Expectations related to governance
Investors may have expectations related to the governance of the company. Founders should make sure they are aligned with a potential investor in areas like:
Expectations around reviews and changes needed to operating agreements or corporate bylaws
The frequency and detail expected in updates about the business' performance from founders and management
Expectations around whether there is a formal board and if the investor expects to have some formal role on the board
The level of control an investor or parties outside the management team can exert on the company
The legal structure of the business may mandate some aspects of governance. In contrast, other structures (like LLCs) give management a lot of flexibility in shaping governance through their operating agreements.
Business connections that may be helpful
Founders often want investors to help with business connections that can help in different areas of the business. Often this can be to help with sales, but it could also help with other business relationships, sales partnerships, government or regulatory matters, or future fundraising needs. Founders should make sure a prospective investor is willing to leverage their connections and explore what that looks like (e.g., warm introductions, facilitating meetings, taking a meeting together, etc.).
Things To Be Wary Of
Expectations of a salary or other fixed compensation more than normal board-level or advisory compensation
Occasionally investors will be looking for a formal part- or full-time role accompanied by compensation. Founders should tread very carefully in agreeing to this as it can be a complicated arrangement to reverse, it's often a significant labor expense, and it only sometimes generates the value expected.
If a founder or the business' management is considering agreeing to this, it's essential to set expectations upfront around the following:
Job role expectations, the same way the business would with any other hire, along with management’s expectations about the time commitment
Employment isn’t guaranteed due to involvement as an investor
Job performance will be evaluated the same way for the investor as it is for any other person involved in the business in a similar role - there is no preferential treatment
Mismatched expectations in areas like growth and profitability
Investors usually expect the business to achieve specific performance metrics, particularly revenue growth and profitability. Founders must be aligned and prepared to meet these expectations, or else there will be significant friction in the relationship with an investor.
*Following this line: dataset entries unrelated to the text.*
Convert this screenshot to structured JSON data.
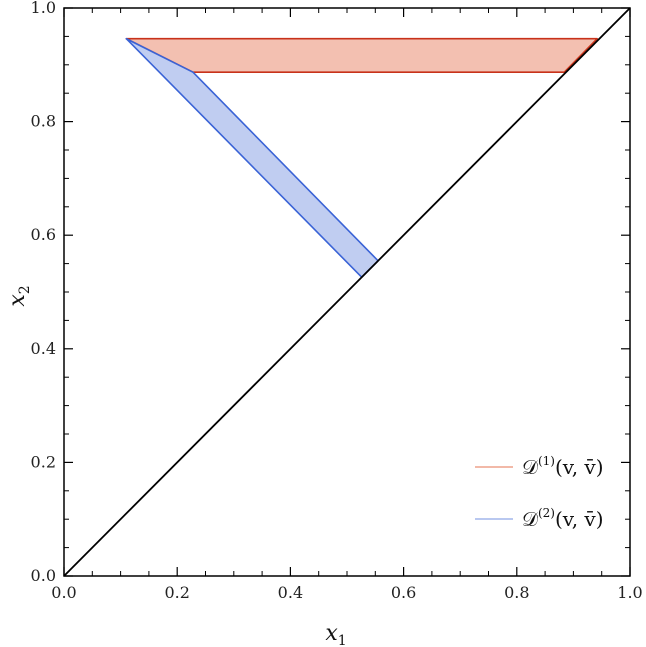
{
  "chart_data": {
    "type": "area",
    "xlabel": "x",
    "xlabel_sub": "1",
    "ylabel": "x",
    "ylabel_sub": "2",
    "xlim": [
      0.0,
      1.0
    ],
    "ylim": [
      0.0,
      1.0
    ],
    "x_ticks": [
      "0.0",
      "0.2",
      "0.4",
      "0.6",
      "0.8",
      "1.0"
    ],
    "y_ticks": [
      "0.0",
      "0.2",
      "0.4",
      "0.6",
      "0.8",
      "1.0"
    ],
    "grid": false,
    "legend_position": "bottom-right",
    "diagonal_line": {
      "points": [
        [
          0.0,
          0.0
        ],
        [
          1.0,
          1.0
        ]
      ],
      "color": "#000000"
    },
    "series": [
      {
        "name": "𝒟⁽¹⁾(v, v̄)",
        "legend_main": "𝒟",
        "legend_sup": "(1)",
        "legend_args": "(v, v̄)",
        "fill": "#f2b9a8",
        "stroke": "#c8321a",
        "polygon": [
          [
            0.11,
            0.946
          ],
          [
            0.942,
            0.946
          ],
          [
            0.884,
            0.887
          ],
          [
            0.228,
            0.887
          ]
        ]
      },
      {
        "name": "𝒟⁽²⁾(v, v̄)",
        "legend_main": "𝒟",
        "legend_sup": "(2)",
        "legend_args": "(v, v̄)",
        "fill": "#b9c8f0",
        "stroke": "#3a63d6",
        "polygon": [
          [
            0.11,
            0.946
          ],
          [
            0.228,
            0.887
          ],
          [
            0.555,
            0.555
          ],
          [
            0.526,
            0.526
          ]
        ]
      }
    ]
  }
}
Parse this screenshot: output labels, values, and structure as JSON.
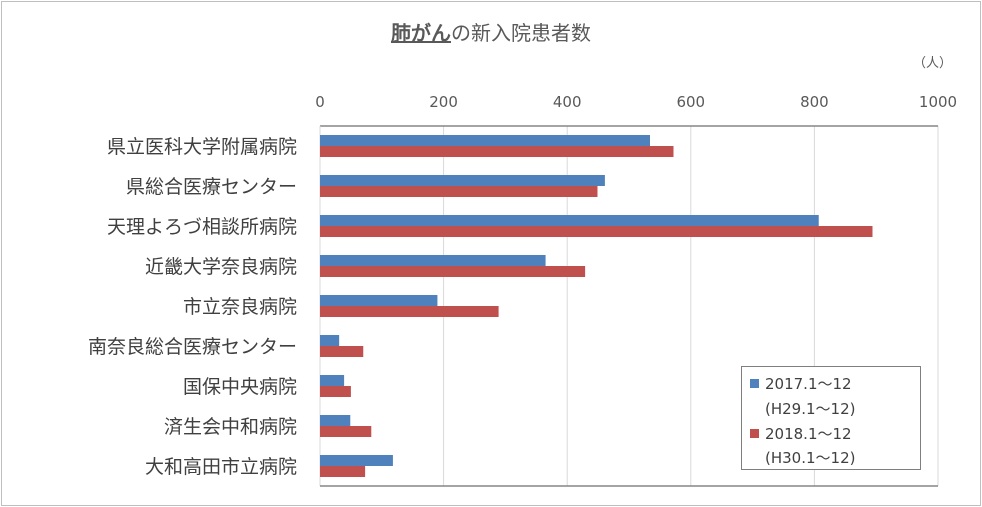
{
  "chart_data": {
    "type": "bar",
    "orientation": "horizontal",
    "title_underlined": "肺がん",
    "title_rest": "の新入院患者数",
    "unit": "（人）",
    "xlim": [
      0,
      1000
    ],
    "xticks": [
      "0",
      "200",
      "400",
      "600",
      "800",
      "1000"
    ],
    "grid": true,
    "legend_position": "bottom-right",
    "categories": [
      "県立医科大学附属病院",
      "県総合医療センター",
      "天理よろづ相談所病院",
      "近畿大学奈良病院",
      "市立奈良病院",
      "南奈良総合医療センター",
      "国保中央病院",
      "済生会中和病院",
      "大和高田市立病院"
    ],
    "series": [
      {
        "name": "2017.1～12",
        "sub": "(H29.1～12)",
        "color": "#4f81bd",
        "values": [
          534,
          461,
          807,
          365,
          190,
          31,
          39,
          49,
          118
        ]
      },
      {
        "name": "2018.1～12",
        "sub": "(H30.1～12)",
        "color": "#c0504d",
        "values": [
          572,
          449,
          894,
          429,
          289,
          70,
          50,
          83,
          73
        ]
      }
    ]
  }
}
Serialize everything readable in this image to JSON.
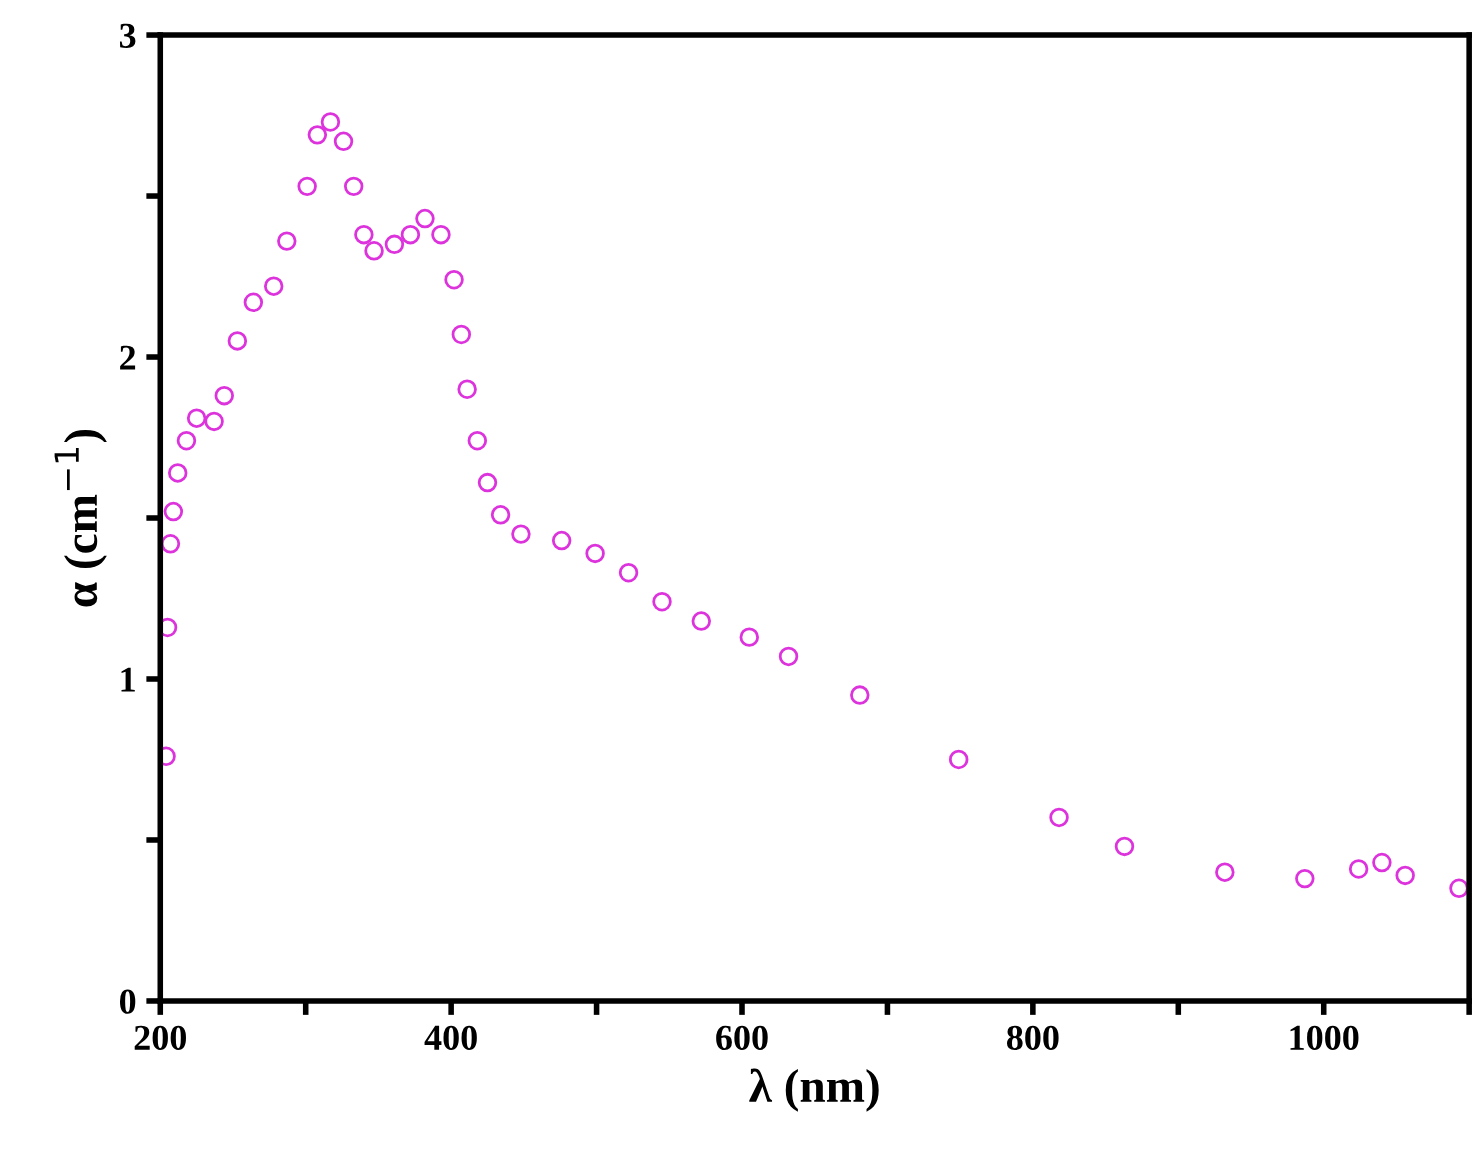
{
  "chart_data": {
    "type": "scatter",
    "xlabel": "λ (nm)",
    "ylabel": "α (cm$^{−1}$)",
    "x": [
      204,
      205,
      207,
      209,
      212,
      218,
      225,
      237,
      244,
      253,
      264,
      278,
      287,
      301,
      308,
      317,
      326,
      333,
      340,
      347,
      361,
      372,
      382,
      393,
      402,
      407,
      411,
      418,
      425,
      434,
      448,
      476,
      499,
      522,
      545,
      572,
      605,
      632,
      681,
      749,
      818,
      863,
      932,
      987,
      1024,
      1040,
      1056,
      1093
    ],
    "series": [
      {
        "color": "#dd33dd",
        "values": [
          0.76,
          1.16,
          1.42,
          1.52,
          1.64,
          1.74,
          1.81,
          1.8,
          1.88,
          2.05,
          2.17,
          2.22,
          2.36,
          2.53,
          2.69,
          2.73,
          2.67,
          2.53,
          2.38,
          2.33,
          2.35,
          2.38,
          2.43,
          2.38,
          2.24,
          2.07,
          1.9,
          1.74,
          1.61,
          1.51,
          1.45,
          1.43,
          1.39,
          1.33,
          1.24,
          1.18,
          1.13,
          1.07,
          0.95,
          0.75,
          0.57,
          0.48,
          0.4,
          0.38,
          0.41,
          0.43,
          0.39,
          0.35
        ]
      }
    ],
    "marker": "circle",
    "grid": false,
    "legend": false,
    "xlim": [
      200,
      1100
    ],
    "ylim": [
      0,
      3
    ],
    "xticks": [
      200,
      {
        "value": 300,
        "label": null
      },
      400,
      {
        "value": 500,
        "label": null
      },
      600,
      {
        "value": 700,
        "label": null
      },
      800,
      {
        "value": 900,
        "label": null
      },
      1000,
      {
        "value": 1100,
        "label": null
      }
    ],
    "yticks": [
      0,
      {
        "value": 0.5,
        "label": null
      },
      1,
      {
        "value": 1.5,
        "label": null
      },
      2,
      {
        "value": 2.5,
        "label": null
      },
      3
    ]
  }
}
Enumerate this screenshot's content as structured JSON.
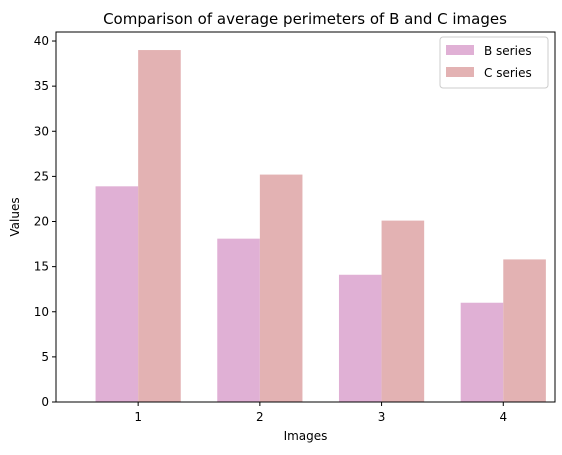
{
  "chart_data": {
    "type": "bar",
    "title": "Comparison of average perimeters of B and C images",
    "xlabel": "Images",
    "ylabel": "Values",
    "categories": [
      "1",
      "2",
      "3",
      "4"
    ],
    "ylim": [
      0,
      41
    ],
    "yticks": [
      0,
      5,
      10,
      15,
      20,
      25,
      30,
      35,
      40
    ],
    "grid": false,
    "legend_position": "top-right",
    "series": [
      {
        "name": "B series",
        "values": [
          23.9,
          18.1,
          14.1,
          11.0
        ],
        "color": "#e0b0d5"
      },
      {
        "name": "C series",
        "values": [
          39.0,
          25.2,
          20.1,
          15.8
        ],
        "color": "#e3b2b3"
      }
    ]
  }
}
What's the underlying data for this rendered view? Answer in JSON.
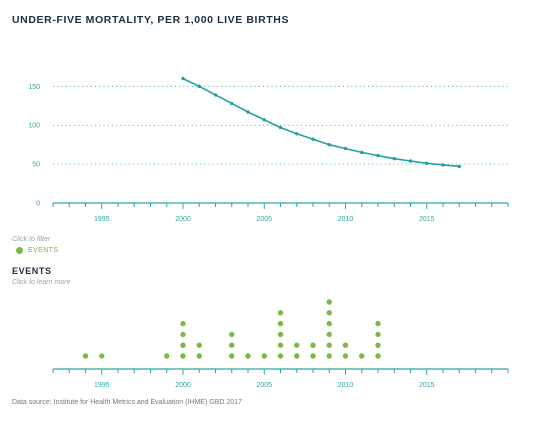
{
  "title": "UNDER-FIVE MORTALITY, PER 1,000 LIVE BIRTHS",
  "filter_hint": "Click to filter",
  "legend_label": "EVENTS",
  "events_heading": "EVENTS",
  "learn_hint": "Click to learn more",
  "source": "Data source: Institute for Health Metrics and Evaluation (IHME) GBD 2017",
  "colors": {
    "line": "#24a0a3",
    "events": "#7cb944",
    "axis": "#2fa6a6",
    "grid": "#2fa6a6"
  },
  "chart_data": [
    {
      "type": "line",
      "title": "UNDER-FIVE MORTALITY, PER 1,000 LIVE BIRTHS",
      "xlabel": "",
      "ylabel": "",
      "xlim": [
        1992,
        2020
      ],
      "ylim": [
        0,
        180
      ],
      "x_ticks": [
        1995,
        2000,
        2005,
        2010,
        2015
      ],
      "y_ticks": [
        0,
        50,
        100,
        150
      ],
      "grid": "horizontal dotted",
      "series": [
        {
          "x": [
            2000,
            2001,
            2002,
            2003,
            2004,
            2005,
            2006,
            2007,
            2008,
            2009,
            2010,
            2011,
            2012,
            2013,
            2014,
            2015,
            2016,
            2017
          ],
          "y": [
            160,
            150,
            139,
            128,
            117,
            107,
            97,
            89,
            82,
            75,
            70,
            65,
            61,
            57,
            54,
            51,
            49,
            47
          ]
        }
      ]
    },
    {
      "type": "scatter",
      "title": "EVENTS",
      "xlim": [
        1992,
        2020
      ],
      "x_ticks": [
        1995,
        2000,
        2005,
        2010,
        2015
      ],
      "description": "number of events per year (stacked dots)",
      "series": [
        {
          "name": "EVENTS",
          "x": [
            1994,
            1995,
            1999,
            2000,
            2001,
            2003,
            2004,
            2005,
            2006,
            2007,
            2008,
            2009,
            2010,
            2011,
            2012
          ],
          "counts": [
            1,
            1,
            1,
            4,
            2,
            3,
            1,
            1,
            5,
            2,
            2,
            6,
            2,
            1,
            4
          ]
        }
      ]
    }
  ]
}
This should be an ongoing conversation with investors, not just part of the "pitch" when raising money.
Investor's abilities to generate sales
Sometimes founders are interested in bringing on an investor because they believe an investor will generate sales. This is often a mistake. Selling services is hard, and while relationships help, it's not a given that strong professional or personal relationships between an investor and a sales prospect will lead to a sale.
Even a well-connected investor doing everything they can to introduce a services business to a strong connection may lead to wasted time in meetings that don't result in closing a sale. Investors are sometimes connected to people too senior in a prospect’s organization to align the services business to a commercial need. Other times, a large organization may be too bureaucratic such that a small professional services business can't make it through the vendor management process. Founders are wise to evaluate terms with a potential investor as if the relationship will not produce any benefit to sales.